Himalayan Climes and Multispecies Encounters Routledge Environmental Humanities Series
Woven together as a text of humanities-based environmental research outcomes, Himalayan Climes and Multispecies Encounters hosts a collection of historical and fieldwork-based case studies and conceptual discussions of climate change in the greater Himalayan region.
The collective endeavour of the book is expressed in what the editors characterize as the clime studies of the Himalayan multispecies worlds. As a terrestrial concept, the individual case studies concretize the abstract concept of climate change in their place- and culturally-specific correlations of weather, climate pattern, and landscape change. Supported by empirical and historical findings, the concept in each chapter showcases climate change as clime change. As place, clime is discerned as both a recipient of and a contributor to climate change over time in the Himalayan context. It affirms climate change as multispecies encounters, as part of multifaceted cultural processes, and as ecologically-specific environmental changes in the more-than-human worlds of the Himalayas.
As the case studies complement, enrich, and converse with natural scientific understandings of Himalayan climate change, this book offers students, academics, and the interested public fresh approaches to the interdisciplinary field of climate studies and policy debates on climate change and sustainable development.

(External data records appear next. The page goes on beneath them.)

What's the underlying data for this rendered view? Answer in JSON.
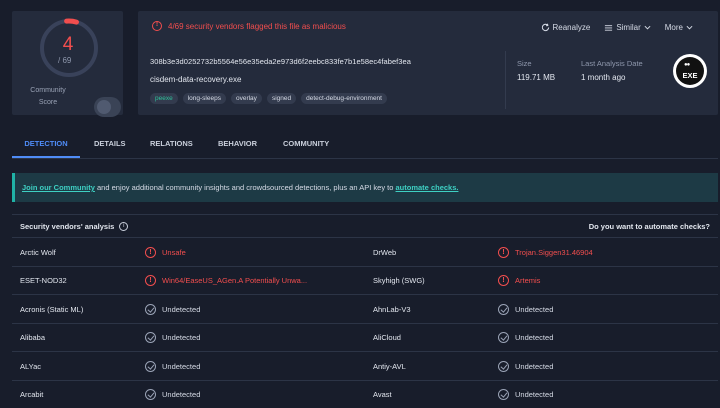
{
  "score": {
    "value": "4",
    "total": "/ 69",
    "community_label": "Community Score"
  },
  "file": {
    "flag_text": "4/69 security vendors flagged this file as malicious",
    "hash": "308b3e3d0252732b5564e56e35eda2e973d6f2eebc833fe7b1e58ec4fabef3ea",
    "name": "cisdem-data-recovery.exe",
    "tags": [
      "peexe",
      "long-sleeps",
      "overlay",
      "signed",
      "detect-debug-environment"
    ],
    "size_label": "Size",
    "size_value": "119.71 MB",
    "last_analysis_label": "Last Analysis Date",
    "last_analysis_value": "1 month ago",
    "type_icon_text": "EXE"
  },
  "actions": {
    "reanalyze": "Reanalyze",
    "similar": "Similar",
    "more": "More"
  },
  "tabs": [
    "DETECTION",
    "DETAILS",
    "RELATIONS",
    "BEHAVIOR",
    "COMMUNITY"
  ],
  "banner": {
    "link1": "Join our Community",
    "middle": " and enjoy additional community insights and crowdsourced detections, plus an API key to ",
    "link2": "automate checks."
  },
  "analysis": {
    "title": "Security vendors' analysis",
    "automate_question": "Do you want to automate checks?",
    "rows": [
      {
        "v1": "Arctic Wolf",
        "r1": "Unsafe",
        "s1": "bad",
        "v2": "DrWeb",
        "r2": "Trojan.Siggen31.46904",
        "s2": "bad"
      },
      {
        "v1": "ESET-NOD32",
        "r1": "Win64/EaseUS_AGen.A Potentially Unwa...",
        "s1": "bad",
        "v2": "Skyhigh (SWG)",
        "r2": "Artemis",
        "s2": "bad"
      },
      {
        "v1": "Acronis (Static ML)",
        "r1": "Undetected",
        "s1": "ok",
        "v2": "AhnLab-V3",
        "r2": "Undetected",
        "s2": "ok"
      },
      {
        "v1": "Alibaba",
        "r1": "Undetected",
        "s1": "ok",
        "v2": "AliCloud",
        "r2": "Undetected",
        "s2": "ok"
      },
      {
        "v1": "ALYac",
        "r1": "Undetected",
        "s1": "ok",
        "v2": "Antiy-AVL",
        "r2": "Undetected",
        "s2": "ok"
      },
      {
        "v1": "Arcabit",
        "r1": "Undetected",
        "s1": "ok",
        "v2": "Avast",
        "r2": "Undetected",
        "s2": "ok"
      }
    ]
  },
  "colors": {
    "malicious": "#f24e4e",
    "accent": "#4f8cf7",
    "banner_link": "#3ed0c3"
  }
}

1. Himalayan Climes and Multispecies Encounters: An Introduction 2. Paddy Clime: Ecological Indigeneity in the Naga Uplands 3. Lakes in Life: Mermaids and Anthropocenic Waters in the Bhutan Highlands 4. Storied Toponyms in Bhutan: Affective Landscapes, Spiritual Encounters, and Clime Change 5. Climing Everest Through Cryo-Visuals 6. Dancing in the Rain: Climing Monsoon in Pre-Modern Assam 7. A Thirsty Himalaya: Rain Clime and Anthropogenic Drought in the Darjeeling Hills 8. Clim(b)ing Slow-Moving Structures in the Garhwal Himalaya 9. The Geopolitics of Riverine Climes in the Eastern Himalayas: The Brahmaputra-Yarlung Tsangpo and the India-China Border Conflict 10. Encountering Climate Change: Agential Mountains, Angry Deities, and Anthropocenic Clime in the Bhutan Highlands 11. Predatory Climes: Beastly Encounters in the Making of the Sundarbans 12. Afterword: A Himalayan-Andean Conversation
Jelle J.P. Wouters is Associate Professor in Anthropology and Sociology at Royal Thimphu College, and Chair of the Himalayan Centre for Environmental Humanities.
Dan Smyer Yü is Kuige Professor of Ethnology at Yunnan University and a Global Faculty Member of University of Cologne, Germany.